Per Trezeguet a 37 anni sarà un’emozione particolare tornare in campo con la maglia bianconera – seppure si tratti di un’amichevole a scopo benefico – e non lo nasconde: “Sarà bello rincontrare vecchi amici e sentire nuovamente il calore del pubblico: c’è chi la prende sul serio come Davids e Montero, poi ovviamente in generale ce la prendiamo con calma”. Il francese vede Torino come il segreto della mentalità vincente della Juventus, una città dove è possibile coltivare al meglio le proprie ambizioni: “Città perfetta per concentrarsi, pensare solo al calcio, restare tranquilli, coltivare lo spirito della Juve. Come fa lo spirito della Juventus a resistere al cambio generazionale dei giocatori? I giocatori passano, ma la storia resta, insieme alla mentalità. Entrando a Vinovo o allo Stadium te ne accorgi: sono posti che ispirano, così come le foto dei grandi campioni e ogni giocatore che cresce nella Juventus passa ai più giovani lo spirito. E’ così che accade nei grandissimi club”.

Trezeguet ha parlato anche dei singoli: su Buffon – suo ex compagno di grandi battaglie in bianconero di cui ha condiviso anche la retrocessione in serie B – non può che avere parole di stima: “A mio avviso è il miglior portiere di sempre. In tutta la sua carriera è riuscito sempre a mantenersi su livelli altissimi. Se non conoscessi il modo in cui si allena sarei davvero stupito delle sue prestazioni”. “Trezegol” incita il connazionale Pogba, apparso sottotono nelle prime due uscite in campionato, quando tutti si aspettano che prenda in mano le redini del gioco: “Lui può essere il Buffon dei centrocampisti, deve continuare a lavorare per migliorare sempre di più.
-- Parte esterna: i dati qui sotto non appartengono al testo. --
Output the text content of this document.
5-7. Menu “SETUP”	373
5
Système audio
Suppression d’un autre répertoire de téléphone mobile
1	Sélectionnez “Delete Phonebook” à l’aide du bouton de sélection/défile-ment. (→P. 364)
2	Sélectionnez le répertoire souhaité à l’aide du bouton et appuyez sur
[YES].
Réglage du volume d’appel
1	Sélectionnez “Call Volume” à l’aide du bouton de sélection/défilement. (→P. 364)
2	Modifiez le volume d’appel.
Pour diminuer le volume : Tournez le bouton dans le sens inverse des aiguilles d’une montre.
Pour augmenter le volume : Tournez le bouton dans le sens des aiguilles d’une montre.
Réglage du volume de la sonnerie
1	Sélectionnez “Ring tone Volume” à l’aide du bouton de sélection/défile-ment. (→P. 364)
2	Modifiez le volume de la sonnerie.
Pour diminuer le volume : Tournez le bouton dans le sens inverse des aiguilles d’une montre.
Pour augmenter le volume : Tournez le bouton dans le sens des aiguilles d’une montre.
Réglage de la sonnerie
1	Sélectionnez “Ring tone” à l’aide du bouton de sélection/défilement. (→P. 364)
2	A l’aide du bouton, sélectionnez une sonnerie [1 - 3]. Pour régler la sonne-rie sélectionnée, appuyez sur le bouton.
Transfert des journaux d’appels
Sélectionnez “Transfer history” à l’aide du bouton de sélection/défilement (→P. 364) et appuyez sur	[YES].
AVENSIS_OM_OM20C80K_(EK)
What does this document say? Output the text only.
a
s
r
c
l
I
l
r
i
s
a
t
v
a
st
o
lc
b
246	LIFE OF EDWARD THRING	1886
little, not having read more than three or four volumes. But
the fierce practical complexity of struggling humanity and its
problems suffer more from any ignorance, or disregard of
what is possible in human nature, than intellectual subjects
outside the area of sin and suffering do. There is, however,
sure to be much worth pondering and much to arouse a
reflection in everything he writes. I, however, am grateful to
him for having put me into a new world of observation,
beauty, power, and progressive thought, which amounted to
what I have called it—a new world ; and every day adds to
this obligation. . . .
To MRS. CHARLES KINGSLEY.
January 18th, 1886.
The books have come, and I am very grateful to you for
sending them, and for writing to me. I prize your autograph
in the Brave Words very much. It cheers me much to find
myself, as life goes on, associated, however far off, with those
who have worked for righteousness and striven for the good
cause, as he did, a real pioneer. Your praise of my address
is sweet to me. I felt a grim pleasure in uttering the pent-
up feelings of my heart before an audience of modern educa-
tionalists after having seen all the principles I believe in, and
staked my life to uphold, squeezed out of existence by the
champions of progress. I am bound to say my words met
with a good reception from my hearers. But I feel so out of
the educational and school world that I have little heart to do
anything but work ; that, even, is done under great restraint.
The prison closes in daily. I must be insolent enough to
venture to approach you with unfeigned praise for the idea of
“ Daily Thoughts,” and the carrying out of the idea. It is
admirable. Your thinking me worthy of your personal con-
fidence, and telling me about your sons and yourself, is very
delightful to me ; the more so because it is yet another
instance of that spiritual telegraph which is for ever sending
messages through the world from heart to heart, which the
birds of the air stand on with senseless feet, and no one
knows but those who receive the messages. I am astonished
Non sta attraversando un buon momento ma è proprio in circostanze come queste che si cresce: ha tutto per vincere il Pallone d’Oro, ha tutto ed è giovane”. Trezeguet ha commentato l’impatto avuto in bianconero di Dybala – fiore all’occhiello dalla campagna acquisti della Juve – designandolo come suo erede: “Dybala mi ricorda un po’ me da giovane, appena arrivato a Torino e con tanta voglia di dimostrare le mie qualità. A Palermo ha fatto bene, si ripeterà anche in bianconero. È giovane e ha voglia di fare bene con un allenatore pronto a lanciarlo definitivamente”. E se lo dice uno come Trezeguet, che di gol se ne intende, possiamo esserne certi.